Thursday, 9 May 2013

Do We Need Positive Discrimination?

Is it time to consider positive discrimination to tackle the problems of under-representation of diverse communities in the media industry?
I know most of us interested in increasing diversity in the media recoil at the word “discrimination” (whatever word we may put in front of it). And we spend the majority of our time fighting against it discrimination. “Positive discrimination” seems like an oxymoron along the lines of “positive evil” or “helpful prejudice”. 
I for one have always felt that to increase diversity in television we must increase the equality of opportunities, challenge prejudice when we see it, and enable people from BME backgrounds, people with disabilities, LGBT’s and women to reach the top on their own merits. And I still think that.
However recently I’ve been looking back at my life and re-analysing some of the important turning points in my career. As a result I’m wondering whether my view on “positive discrimination” is slightly hypocritical. Maybe, without even realising it, I have been the beneficiary of “positive discrimination”.
I received my big break in television after I graduated from university and was taken on as a junior researcher for the BBC consumer programme Watchdog. At the time Watchdog was restructuring its team and how it took in viewers’ phone calls and correspondence. They needed two new junior researchers which they advertised for. I was told after I got that job that over 800 people applied for just these two positions. Key to me getting the junior research job was the fact that I had done a summer’s internship at a film collective based in north London called Ceddo.
Now for all intents and purposes Ceddo was a “black” film collective. It made art house feature films including “Omega Rising” (a film about the history of Rasta women), “Burning An Illusion” (about the love life of a black woman in 1970’s Britain) and “We Are The Elephant” (looking at the student uprisings in apartheid South Africa).  Denis Davis, the director of “Omega Rising”, had met me as a fresh faced enthusiastic teenager at a video course and invited me to do work experience at the film collective.
I didn’t think about it at the time but over the summer I was there I don’t think I saw any none black people working at Ceddo. And looking back on it I doubt I would have been invited to work there if I wasn’t black. The purpose of Ceddo was not only to make films from a black British perspective but to identify black talent, encourage it and bring it on.

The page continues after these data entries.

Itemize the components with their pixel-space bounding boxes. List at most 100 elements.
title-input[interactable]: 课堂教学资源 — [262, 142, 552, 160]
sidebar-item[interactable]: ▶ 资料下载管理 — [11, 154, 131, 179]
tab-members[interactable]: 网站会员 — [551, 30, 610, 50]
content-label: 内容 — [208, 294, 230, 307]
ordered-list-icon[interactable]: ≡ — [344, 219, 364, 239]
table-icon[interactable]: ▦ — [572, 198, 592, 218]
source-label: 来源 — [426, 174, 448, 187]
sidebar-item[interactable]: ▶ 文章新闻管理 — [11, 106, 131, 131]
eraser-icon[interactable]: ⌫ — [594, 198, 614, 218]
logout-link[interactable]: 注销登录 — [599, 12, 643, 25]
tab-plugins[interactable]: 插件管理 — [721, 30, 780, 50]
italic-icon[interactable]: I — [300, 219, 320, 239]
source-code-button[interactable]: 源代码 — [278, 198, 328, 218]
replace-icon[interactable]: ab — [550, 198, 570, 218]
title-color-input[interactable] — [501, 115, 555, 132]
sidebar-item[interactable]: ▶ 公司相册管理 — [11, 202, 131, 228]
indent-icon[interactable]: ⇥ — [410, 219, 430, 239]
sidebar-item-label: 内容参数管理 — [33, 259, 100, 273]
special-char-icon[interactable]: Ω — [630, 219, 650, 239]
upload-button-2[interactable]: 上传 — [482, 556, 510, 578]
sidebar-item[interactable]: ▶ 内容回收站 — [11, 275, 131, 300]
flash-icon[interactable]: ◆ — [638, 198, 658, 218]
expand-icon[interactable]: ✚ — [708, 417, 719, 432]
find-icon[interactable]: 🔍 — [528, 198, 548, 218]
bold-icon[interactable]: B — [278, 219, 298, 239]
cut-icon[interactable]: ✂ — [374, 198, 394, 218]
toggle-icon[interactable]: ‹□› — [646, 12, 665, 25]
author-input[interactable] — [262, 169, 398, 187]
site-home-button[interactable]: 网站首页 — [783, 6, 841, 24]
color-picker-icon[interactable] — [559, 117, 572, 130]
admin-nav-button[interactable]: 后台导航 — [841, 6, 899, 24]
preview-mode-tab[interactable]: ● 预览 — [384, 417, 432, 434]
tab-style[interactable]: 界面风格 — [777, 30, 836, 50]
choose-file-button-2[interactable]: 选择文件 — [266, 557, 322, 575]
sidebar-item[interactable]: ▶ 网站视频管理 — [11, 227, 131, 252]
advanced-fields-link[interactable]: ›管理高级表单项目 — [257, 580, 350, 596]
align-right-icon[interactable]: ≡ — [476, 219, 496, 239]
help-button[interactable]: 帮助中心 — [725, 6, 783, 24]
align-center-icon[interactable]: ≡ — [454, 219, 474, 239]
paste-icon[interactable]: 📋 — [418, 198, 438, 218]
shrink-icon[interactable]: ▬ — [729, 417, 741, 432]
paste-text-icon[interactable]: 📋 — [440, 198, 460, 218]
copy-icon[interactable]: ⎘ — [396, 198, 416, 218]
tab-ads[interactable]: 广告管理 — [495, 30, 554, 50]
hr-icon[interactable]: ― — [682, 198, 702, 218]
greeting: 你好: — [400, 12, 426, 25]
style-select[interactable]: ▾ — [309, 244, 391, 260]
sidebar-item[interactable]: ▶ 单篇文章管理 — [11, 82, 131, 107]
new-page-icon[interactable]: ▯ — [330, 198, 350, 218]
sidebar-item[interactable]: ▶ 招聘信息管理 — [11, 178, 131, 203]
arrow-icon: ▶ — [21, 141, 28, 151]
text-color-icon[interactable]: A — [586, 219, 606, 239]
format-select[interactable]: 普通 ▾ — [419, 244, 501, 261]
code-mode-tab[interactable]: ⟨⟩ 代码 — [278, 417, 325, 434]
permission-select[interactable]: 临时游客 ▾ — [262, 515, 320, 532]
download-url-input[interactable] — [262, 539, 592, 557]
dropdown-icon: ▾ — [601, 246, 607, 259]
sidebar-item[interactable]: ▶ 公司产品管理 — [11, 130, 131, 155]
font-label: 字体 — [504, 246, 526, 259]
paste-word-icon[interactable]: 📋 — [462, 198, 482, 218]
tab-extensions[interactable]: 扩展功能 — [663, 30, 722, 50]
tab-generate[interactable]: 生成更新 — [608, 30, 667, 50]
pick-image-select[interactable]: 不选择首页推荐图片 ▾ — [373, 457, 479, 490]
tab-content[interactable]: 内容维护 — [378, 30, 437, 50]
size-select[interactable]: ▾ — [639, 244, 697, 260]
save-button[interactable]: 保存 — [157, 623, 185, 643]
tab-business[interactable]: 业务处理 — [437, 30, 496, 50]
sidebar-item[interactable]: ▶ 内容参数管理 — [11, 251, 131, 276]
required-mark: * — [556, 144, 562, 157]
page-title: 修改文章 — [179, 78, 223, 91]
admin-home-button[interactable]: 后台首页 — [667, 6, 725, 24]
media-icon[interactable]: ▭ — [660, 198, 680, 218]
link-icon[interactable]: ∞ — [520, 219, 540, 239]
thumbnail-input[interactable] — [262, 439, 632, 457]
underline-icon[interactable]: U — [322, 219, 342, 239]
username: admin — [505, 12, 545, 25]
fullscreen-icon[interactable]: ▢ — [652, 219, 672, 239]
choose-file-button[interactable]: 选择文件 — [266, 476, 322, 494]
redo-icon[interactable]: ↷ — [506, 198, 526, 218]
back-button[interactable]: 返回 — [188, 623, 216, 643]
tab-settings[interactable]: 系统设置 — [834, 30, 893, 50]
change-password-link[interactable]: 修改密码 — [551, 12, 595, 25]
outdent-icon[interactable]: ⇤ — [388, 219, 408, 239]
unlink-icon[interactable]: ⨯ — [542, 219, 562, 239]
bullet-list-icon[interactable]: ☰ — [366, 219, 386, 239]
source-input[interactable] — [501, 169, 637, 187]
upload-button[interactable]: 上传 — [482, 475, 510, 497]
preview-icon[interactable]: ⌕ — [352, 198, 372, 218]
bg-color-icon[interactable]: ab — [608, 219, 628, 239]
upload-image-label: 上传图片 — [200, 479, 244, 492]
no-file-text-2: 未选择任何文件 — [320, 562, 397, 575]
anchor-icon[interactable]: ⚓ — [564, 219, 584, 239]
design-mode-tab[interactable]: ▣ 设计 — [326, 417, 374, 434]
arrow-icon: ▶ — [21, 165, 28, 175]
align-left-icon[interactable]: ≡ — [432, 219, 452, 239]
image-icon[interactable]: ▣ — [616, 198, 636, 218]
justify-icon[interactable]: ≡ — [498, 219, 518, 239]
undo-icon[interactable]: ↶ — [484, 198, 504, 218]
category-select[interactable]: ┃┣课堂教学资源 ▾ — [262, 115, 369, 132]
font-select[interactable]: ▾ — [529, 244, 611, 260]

In that respect when Denis Davis told me that I could work at Ceddo there was an element of “positive discrimination”. Looking back at my career path I wonder if I would be working in TV now if Ceddo hadn’t taken me under their wing.
Twenty years later and the role that work experience plays in people getting a job in the media is more important than ever. In a recent survey by the National Council for the Training of Journalists four out of five (83%) young journalists said they had to do some work experience before getting their first job. How people get these work experience places is vital to increasing diversity in television and across the media.
Ceddo no longer exists and I’m not aware of any significant black British film collectives in existence any more. But what organisations like Ceddo ensured was that there would always be some work experience places reserved for young enthusiastic black students like myself.  While I feel a natural aversion to “positive discrimination” we need to find a way to ensure that black people, and people from diverse backgrounds generally, get work experience places.
The black film collectives played a useful role in training and encouraging black talent. In their absence what should we do to identify talent from different backgrounds and give them as much backing as possible?